As baby boomers retire, fixed immediate annuities have emerged as one of the most attractive ways to reduce a client's longevity and investment risk.
Although sales were down a tad in the first quarter of 2010 compared with the prior year, fixed immediate annuity sales for 2009 more than doubled over 2008. Sixteen billion dollars worth was sold in 2009, according to LIMRA, Windsor, Conn.
A fixed immediate annuity is a contract with an insurance company. Policyholders invest a lump sum in return for insurance company-guaranteed income, generally monthly, for as long as they live.
If the policyholder dies, the insurance company keeps the balance of the proceeds-unless arrangements are made to pass proceeds to loved ones, typically in exchange for lower monthly payouts. With one of the most common contracts, called "10 year certain and life," periodic checks come to a client for life. If the annuitant dies within 10 years, checks continue to a designated beneficiary for the remaining term. Or, the beneficiary may receive a lump sum in cash. Another payout option enables the surviving spouse to continue receiving income for as long as he or she lives.
A 2009 report by Conning Research, Hartford, Conn., says increased sales of all types of fixed annuities are a harbinger of things to come.

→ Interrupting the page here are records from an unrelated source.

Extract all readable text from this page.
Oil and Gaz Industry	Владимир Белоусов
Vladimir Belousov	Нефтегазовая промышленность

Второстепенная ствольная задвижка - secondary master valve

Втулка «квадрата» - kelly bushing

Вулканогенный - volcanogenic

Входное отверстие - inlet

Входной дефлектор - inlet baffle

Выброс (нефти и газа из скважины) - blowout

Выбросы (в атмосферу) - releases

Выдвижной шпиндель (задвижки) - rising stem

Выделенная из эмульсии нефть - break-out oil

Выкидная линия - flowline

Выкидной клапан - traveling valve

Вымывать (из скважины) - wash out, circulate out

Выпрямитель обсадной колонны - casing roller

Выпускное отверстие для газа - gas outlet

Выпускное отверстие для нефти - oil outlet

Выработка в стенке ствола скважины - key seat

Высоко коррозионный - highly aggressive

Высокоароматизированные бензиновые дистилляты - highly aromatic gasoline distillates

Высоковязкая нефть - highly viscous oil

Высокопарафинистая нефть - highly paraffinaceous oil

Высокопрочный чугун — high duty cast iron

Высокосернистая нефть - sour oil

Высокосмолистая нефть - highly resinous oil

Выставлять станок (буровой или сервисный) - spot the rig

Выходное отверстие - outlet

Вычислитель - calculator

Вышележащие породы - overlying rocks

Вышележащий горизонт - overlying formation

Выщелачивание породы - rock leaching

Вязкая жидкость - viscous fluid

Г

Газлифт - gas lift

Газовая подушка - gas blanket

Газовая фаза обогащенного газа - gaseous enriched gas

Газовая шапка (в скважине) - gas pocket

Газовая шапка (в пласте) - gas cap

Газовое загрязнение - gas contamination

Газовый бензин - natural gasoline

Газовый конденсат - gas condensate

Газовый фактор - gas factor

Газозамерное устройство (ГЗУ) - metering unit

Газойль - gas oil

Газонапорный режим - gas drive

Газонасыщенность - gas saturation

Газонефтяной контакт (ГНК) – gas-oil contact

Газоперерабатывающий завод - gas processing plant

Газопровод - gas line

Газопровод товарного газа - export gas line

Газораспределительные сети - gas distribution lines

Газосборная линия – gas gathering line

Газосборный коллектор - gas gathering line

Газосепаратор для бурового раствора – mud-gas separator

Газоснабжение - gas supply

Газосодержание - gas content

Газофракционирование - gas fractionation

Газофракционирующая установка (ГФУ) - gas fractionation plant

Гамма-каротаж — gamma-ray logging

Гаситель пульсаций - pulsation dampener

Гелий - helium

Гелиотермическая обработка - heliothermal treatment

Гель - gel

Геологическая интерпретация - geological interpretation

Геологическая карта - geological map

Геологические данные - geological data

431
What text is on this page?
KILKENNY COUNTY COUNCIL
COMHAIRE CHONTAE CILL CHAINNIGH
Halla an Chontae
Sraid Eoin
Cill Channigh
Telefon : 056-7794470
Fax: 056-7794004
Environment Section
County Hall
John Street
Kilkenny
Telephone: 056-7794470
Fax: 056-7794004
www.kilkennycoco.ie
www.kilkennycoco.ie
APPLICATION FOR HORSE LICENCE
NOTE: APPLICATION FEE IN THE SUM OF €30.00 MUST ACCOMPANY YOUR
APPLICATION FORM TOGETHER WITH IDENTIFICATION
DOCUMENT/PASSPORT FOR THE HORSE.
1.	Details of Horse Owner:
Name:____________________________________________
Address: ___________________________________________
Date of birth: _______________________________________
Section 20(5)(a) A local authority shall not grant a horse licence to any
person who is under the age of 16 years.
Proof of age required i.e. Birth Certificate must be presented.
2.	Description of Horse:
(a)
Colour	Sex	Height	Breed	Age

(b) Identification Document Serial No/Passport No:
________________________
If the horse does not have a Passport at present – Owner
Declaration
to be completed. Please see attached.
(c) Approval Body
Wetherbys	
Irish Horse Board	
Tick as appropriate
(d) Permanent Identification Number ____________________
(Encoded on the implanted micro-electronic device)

"The severity of the current recession, which began in 2008, reignited customer concerns about their principal's safety, renewing interest in fixed and indexed annuities," the report says. Meanwhile, the baby boomer generation is shifting its focus from accumulating assets to spending them.
Demand has been so strong for fixed immediate annuities that New York Life plans to make its product available to fee-only advisors, says Chris Blunt, that company's executive vice president. New York Life sells a product with a trailing commission through its agent force, banks, wirehouses and independent broker-dealers.
Some $2 billion flowed into New York Life's fixed immediate annuity in 2009, making it the number one product on the market, according to LIMRA. By contrast, in 2005, only $11.5 million was invested in the product.
Blunt says insurance-guarantee payout rates that are as high as 8%, depending on a person's age, are attracting retirement investors. Lifetime income payments are higher than bonds, CDs and dividend-paying stocks for a couple of reasons. The monthly payments are comprised of a return of premium, and interest earned from insurance-company investments of premiums and mortality credits, also known as mortality yields, which factor in the policyholder's life expectancy. The older the policyholder, the higher the payout will be due to a shorter life expectancy.
With fixed immediate annuities, premiums paid by those who die early are expected to contribute to gains on the overall pool and provide a higher credit to survivors.
"Baby boomers are getting older and haven't saved enough," Blunt says. "The payout rates of 7% to 8% on immediate annuities are higher than CDs and mutual funds."